Previous research had suggested that these same fresh-flavor compounds also had biological activities relevant to human health, he says.
“Our program has since evolved
to primarily focus on health-
promoting agents in common
fruits and vegetables.
“Consumption of vegetables is known to confer health benefits, such as the reduced risk of developing vitamin deficiencies, heart diseases and cancer,” Parkin says. “Vegetables contain phenolic antioxidants, which protect against cancer mediated by free radical mechanisms, and also induce antioxidant, protective enzyme activities in bodily tissues. These enzymes have multiple functions, including detoxification, neutralization of the effects of free radicals, and recycling
of antioxidants.”
For example, Parkin”s lab has isolated three fractions from green beans that elevate levels of quinine reductase, a phase II enzyme, in cancerous mouse-liver cell cultures. Green bean fractions raised enzyme levels fivefold. Sweet corn extracts raised them thirteenfold, while kale extract bumped them eightfold. The vegetable fractions are also efficient antioxidants, knocking out free radicals that can disrupt cell function.
Wisconsin is a major producer of many “everyday” vegetables. In 2002 the state produced more than 300,000 tons of green beans for processing and nearly 600,000 tons of sweet corn. Parkin sees several ways in which the vegetable industry could benefit from the discovery of health-promoting agents in common vegetables.

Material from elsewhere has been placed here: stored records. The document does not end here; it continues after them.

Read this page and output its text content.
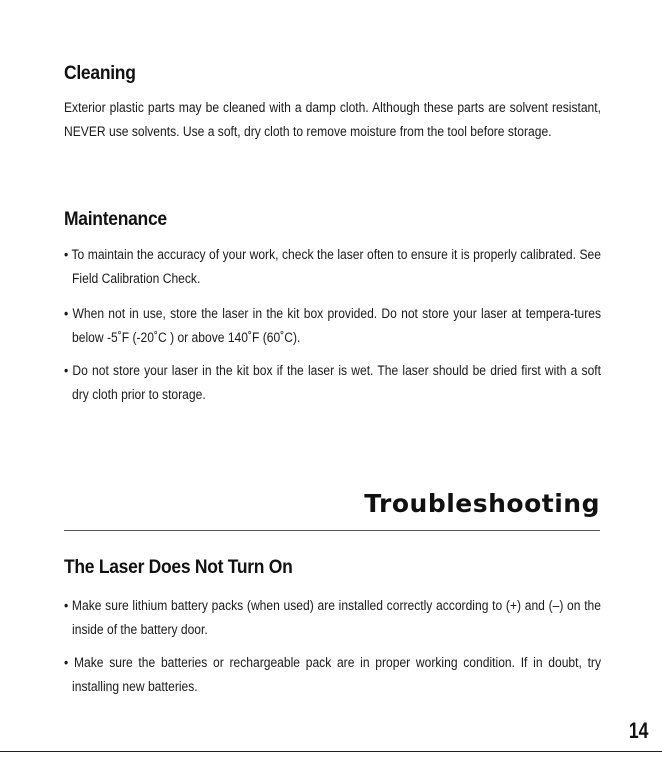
Cleaning

Exterior plastic parts may be cleaned with a damp cloth. Although these parts are solvent resistant, NEVER use solvents. Use a soft, dry cloth to remove moisture from the tool before storage.

Maintenance

• To maintain the accuracy of your work, check the laser often to ensure it is properly calibrated. See Field Calibration Check.

• When not in use, store the laser in the kit box provided. Do not store your laser at tempera-tures below -5˚F (-20˚C ) or above 140˚F (60˚C).

• Do not store your laser in the kit box if the laser is wet. The laser should be dried first with a soft dry cloth prior to storage.

Troubleshooting
The Laser Does Not Turn On

• Make sure lithium battery packs (when used) are installed correctly according to (+) and (–) on the inside of the battery door.

• Make sure the batteries or rechargeable pack are in proper working condition. If in doubt, try installing new batteries.

14
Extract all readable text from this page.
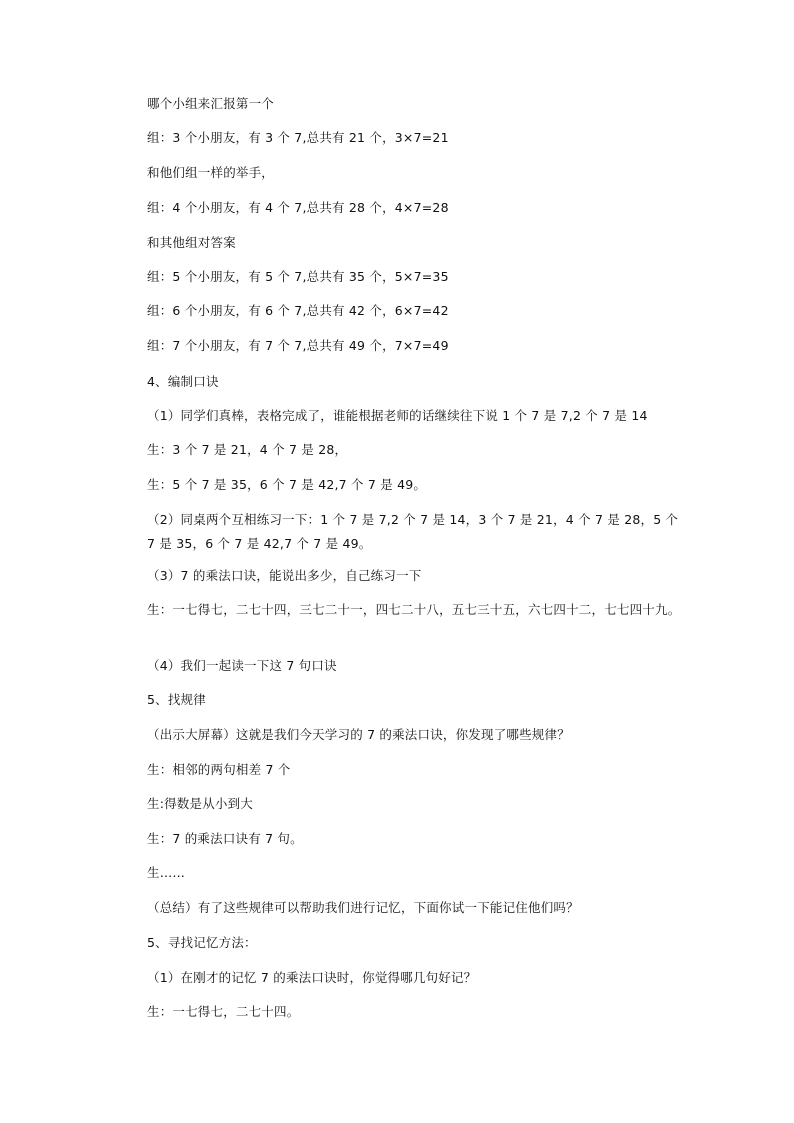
哪个小组来汇报第一个
组：3 个小朋友，有 3 个 7,总共有 21 个，3×7=21
和他们组一样的举手，
组：4 个小朋友，有 4 个 7,总共有 28 个，4×7=28
和其他组对答案
组：5 个小朋友，有 5 个 7,总共有 35 个，5×7=35
组：6 个小朋友，有 6 个 7,总共有 42 个，6×7=42
组：7 个小朋友，有 7 个 7,总共有 49 个，7×7=49
4、编制口诀
（1）同学们真棒，表格完成了，谁能根据老师的话继续往下说 1 个 7 是 7,2 个 7 是 14
生：3 个 7 是 21，4 个 7 是 28，
生：5 个 7 是 35，6 个 7 是 42,7 个 7 是 49。
（2）同桌两个互相练习一下：1 个 7 是 7,2 个 7 是 14，3 个 7 是 21，4 个 7 是 28，5 个 7 是 35，6 个 7 是 42,7 个 7 是 49。
（3）7 的乘法口诀，能说出多少，自己练习一下
生：一七得七，二七十四，三七二十一，四七二十八，五七三十五，六七四十二，七七四十九。
（4）我们一起读一下这 7 句口诀
5、找规律
（出示大屏幕）这就是我们今天学习的 7 的乘法口诀，你发现了哪些规律？
生：相邻的两句相差 7 个
生:得数是从小到大
生：7 的乘法口诀有 7 句。
生……
（总结）有了这些规律可以帮助我们进行记忆，下面你试一下能记住他们吗？
5、寻找记忆方法：
（1）在刚才的记忆 7 的乘法口诀时，你觉得哪几句好记？
生：一七得七，二七十四。
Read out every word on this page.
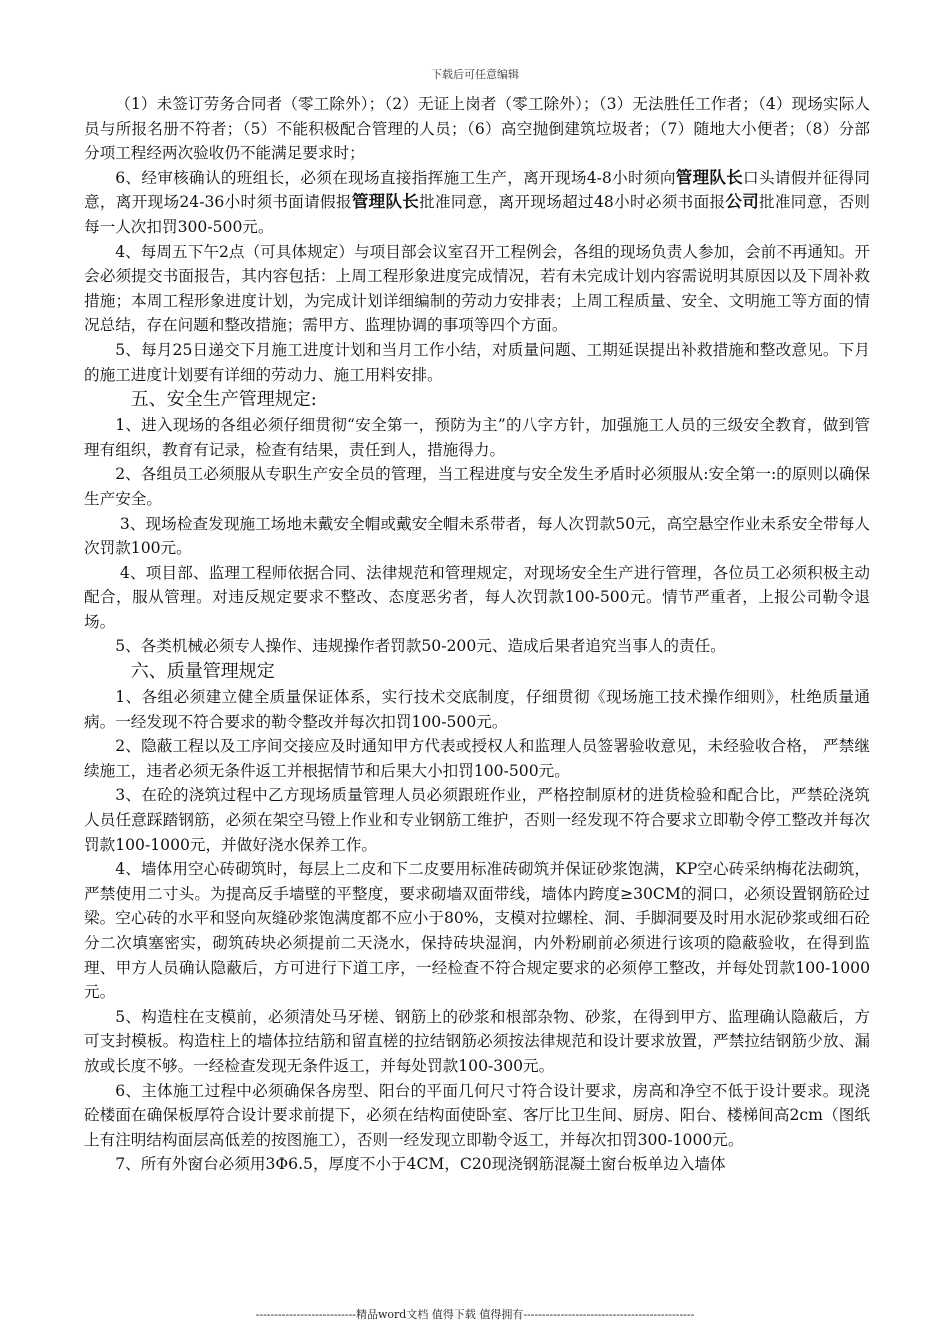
下载后可任意编辑

（1）未签订劳务合同者（零工除外）；（2）无证上岗者（零工除外）；（3）无法胜任工作者；（4）现场实际人员与所报名册不符者；（5）不能积极配合管理的人员；（6）高空抛倒建筑垃圾者；（7）随地大小便者；（8）分部分项工程经两次验收仍不能满足要求时；

6、经审核确认的班组长，必须在现场直接指挥施工生产，离开现场4-8小时须向管理队长口头请假并征得同意，离开现场24-36小时须书面请假报管理队长批准同意，离开现场超过48小时必须书面报公司批准同意，否则每一人次扣罚300-500元。

4、每周五下午2点（可具体规定）与项目部会议室召开工程例会，各组的现场负责人参加，会前不再通知。开会必须提交书面报告，其内容包括：上周工程形象进度完成情况，若有未完成计划内容需说明其原因以及下周补救措施；本周工程形象进度计划，为完成计划详细编制的劳动力安排表；上周工程质量、安全、文明施工等方面的情况总结，存在问题和整改措施；需甲方、监理协调的事项等四个方面。

5、每月25日递交下月施工进度计划和当月工作小结，对质量问题、工期延误提出补救措施和整改意见。下月的施工进度计划要有详细的劳动力、施工用料安排。

五、安全生产管理规定:

1、进入现场的各组必须仔细贯彻“安全第一，预防为主”的八字方针，加强施工人员的三级安全教育，做到管理有组织，教育有记录，检查有结果，责任到人，措施得力。

2、各组员工必须服从专职生产安全员的管理，当工程进度与安全发生矛盾时必须服从:安全第一:的原则以确保生产安全。

3、现场检查发现施工场地未戴安全帽或戴安全帽未系带者，每人次罚款50元，高空悬空作业未系安全带每人次罚款100元。

4、项目部、监理工程师依据合同、法律规范和管理规定，对现场安全生产进行管理，各位员工必须积极主动配合，服从管理。对违反规定要求不整改、态度恶劣者，每人次罚款100-500元。情节严重者，上报公司勒令退场。

5、各类机械必须专人操作、违规操作者罚款50-200元、造成后果者追究当事人的责任。

六、质量管理规定

1、各组必须建立健全质量保证体系，实行技术交底制度，仔细贯彻《现场施工技术操作细则》，杜绝质量通病。一经发现不符合要求的勒令整改并每次扣罚100-500元。

2、隐蔽工程以及工序间交接应及时通知甲方代表或授权人和监理人员签署验收意见，未经验收合格， 严禁继续施工，违者必须无条件返工并根据情节和后果大小扣罚100-500元。

3、在砼的浇筑过程中乙方现场质量管理人员必须跟班作业，严格控制原材的进货检验和配合比，严禁砼浇筑人员任意踩踏钢筋，必须在架空马镫上作业和专业钢筋工维护，否则一经发现不符合要求立即勒令停工整改并每次罚款100-1000元，并做好浇水保养工作。

4、墙体用空心砖砌筑时，每层上二皮和下二皮要用标准砖砌筑并保证砂浆饱满，KP空心砖采纳梅花法砌筑，严禁使用二寸头。为提高反手墙壁的平整度，要求砌墙双面带线，墙体内跨度≥30CM的洞口，必须设置钢筋砼过梁。空心砖的水平和竖向灰缝砂浆饱满度都不应小于80%，支模对拉螺栓、洞、手脚洞要及时用水泥砂浆或细石砼分二次填塞密实，砌筑砖块必须提前二天浇水，保持砖块湿润，内外粉刷前必须进行该项的隐蔽验收，在得到监理、甲方人员确认隐蔽后，方可进行下道工序，一经检查不符合规定要求的必须停工整改，并每处罚款100-1000元。

5、构造柱在支模前，必须清处马牙槎、钢筋上的砂浆和根部杂物、砂浆，在得到甲方、监理确认隐蔽后，方可支封模板。构造柱上的墙体拉结筋和留直槎的拉结钢筋必须按法律规范和设计要求放置，严禁拉结钢筋少放、漏放或长度不够。一经检查发现无条件返工，并每处罚款100-300元。

6、主体施工过程中必须确保各房型、阳台的平面几何尺寸符合设计要求，房高和净空不低于设计要求。现浇砼楼面在确保板厚符合设计要求前提下，必须在结构面使卧室、客厅比卫生间、厨房、阳台、楼梯间高2cm（图纸上有注明结构面层高低差的按图施工），否则一经发现立即勒令返工，并每次扣罚300-1000元。

7、所有外窗台必须用3Φ6.5，厚度不小于4CM，C20现浇钢筋混凝土窗台板单边入墙体

---------------------------精品word文档 值得下载 值得拥有----------------------------------------------
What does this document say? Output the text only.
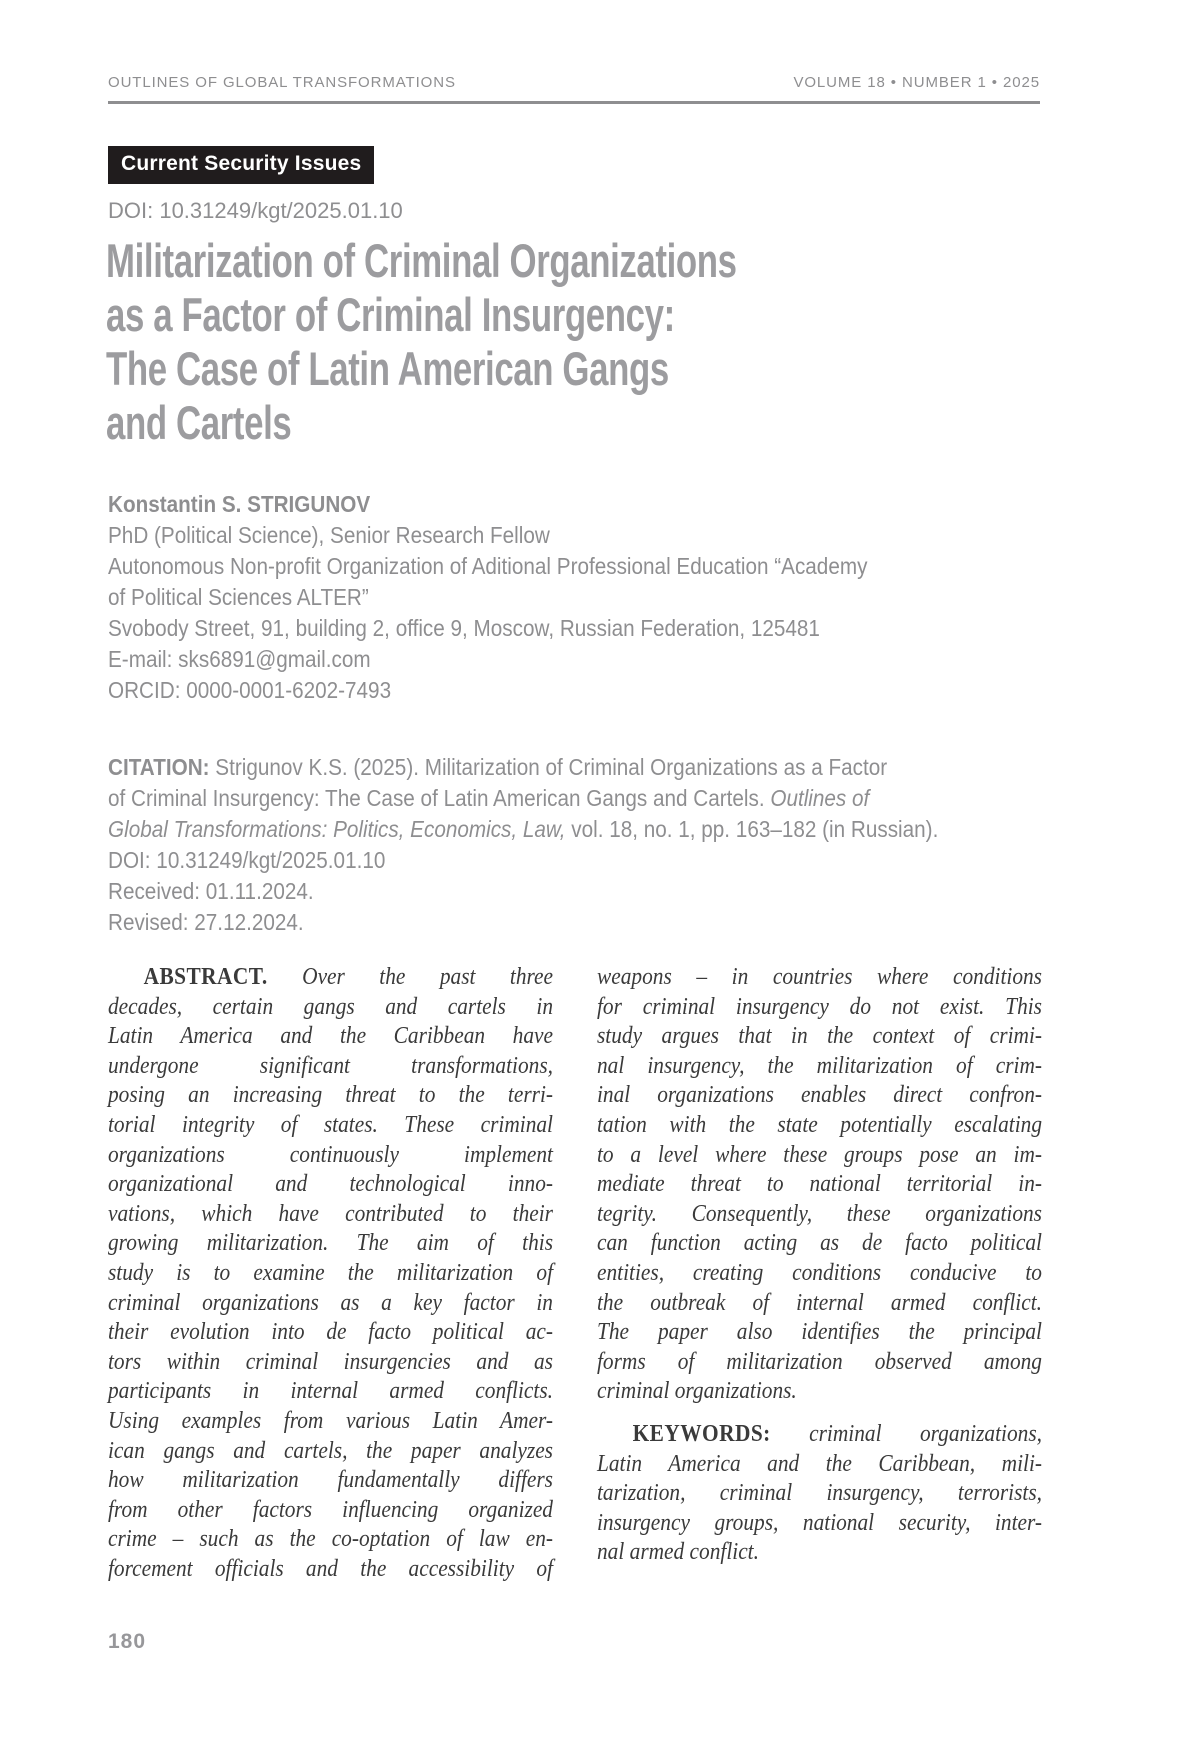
OUTLINES OF GLOBAL TRANSFORMATIONS	VOLUME 18 • NUMBER 1 • 2025
Current Security Issues
DOI: 10.31249/kgt/2025.01.10
Militarization of Criminal Organizations
as a Factor of Criminal Insurgency:
The Case of Latin American Gangs
and Cartels
Konstantin S. STRIGUNOV
PhD (Political Science), Senior Research Fellow
Autonomous Non-profit Organization of Aditional Professional Education “Academy
of Political Sciences ALTER”
Svobody Street, 91, building 2, office 9, Moscow, Russian Federation, 125481
E-mail: sks6891@gmail.com
ORCID: 0000-0001-6202-7493
CITATION: Strigunov K.S. (2025). Militarization of Criminal Organizations as a Factor
of Criminal Insurgency: The Case of Latin American Gangs and Cartels. Outlines of
Global Transformations: Politics, Economics, Law, vol. 18, no. 1, pp. 163–182 (in Russian).
DOI: 10.31249/kgt/2025.01.10
Received: 01.11.2024.
Revised: 27.12.2024.
ABSTRACT. Over the past three
decades, certain gangs and cartels in
Latin America and the Caribbean have
undergone significant transformations,
posing an increasing threat to the terri-
torial integrity of states. These criminal
organizations continuously implement
organizational and technological inno-
vations, which have contributed to their
growing militarization. The aim of this
study is to examine the militarization of
criminal organizations as a key factor in
their evolution into de facto political ac-
tors within criminal insurgencies and as
participants in internal armed conflicts.
Using examples from various Latin Amer-
ican gangs and cartels, the paper analyzes
how militarization fundamentally differs
from other factors influencing organized
crime – such as the co-optation of law en-
forcement officials and the accessibility of
weapons – in countries where conditions
for criminal insurgency do not exist. This
study argues that in the context of crimi-
nal insurgency, the militarization of crim-
inal organizations enables direct confron-
tation with the state potentially escalating
to a level where these groups pose an im-
mediate threat to national territorial in-
tegrity. Consequently, these organizations
can function acting as de facto political
entities, creating conditions conducive to
the outbreak of internal armed conflict.
The paper also identifies the principal
forms of militarization observed among
criminal organizations.
KEYWORDS: criminal organizations,
Latin America and the Caribbean, mili-
tarization, criminal insurgency, terrorists,
insurgency groups, national security, inter-
nal armed conflict.
180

For example, plant breeders or molecular biologists might be able
to develop germplasm with enhanced levels of those compounds. And if researchers learn more about what
happens to these compounds during processing, they might be able to modify processing to enhance or maintain levels of the compounds.
This could add value to Wisconsin”s vegetable industry, he says. It could also add value to what”s now being thrown away.
“Selected agricultural waste streams may be rich enough in health-promoting agents that efforts to recover and process waste may become more economically feasible,” says Parkin.
The discovery of one health-promoting bioactive agent could lead to others, Parkin says. The same agent may be known to exist in other foods. Or it may be a member of a diverse class of compounds, others of which could also have healthful effects.
Researchers used to ignore nonnutritive constituents of vegetables, assuming they were biologically inert, Parkin notes. But recent discoveries of links between diet and the incidence
of cancer and heart diseases have convinced many researchers that nonnutritive constituents may help prevent the development of these diseases.
“As genetic tools continue to become available to diagnose enhanced risks of individuals for specific diseases, I believe there will be the opportunity to use diet in specific ways for specific individuals to help manage those risks,” Parkin says. “What may limit our ability to do this is a lack of information on which dietary components are most effective at helping reduce these risks. That is a major
reason why we are committed to doing the work we do.”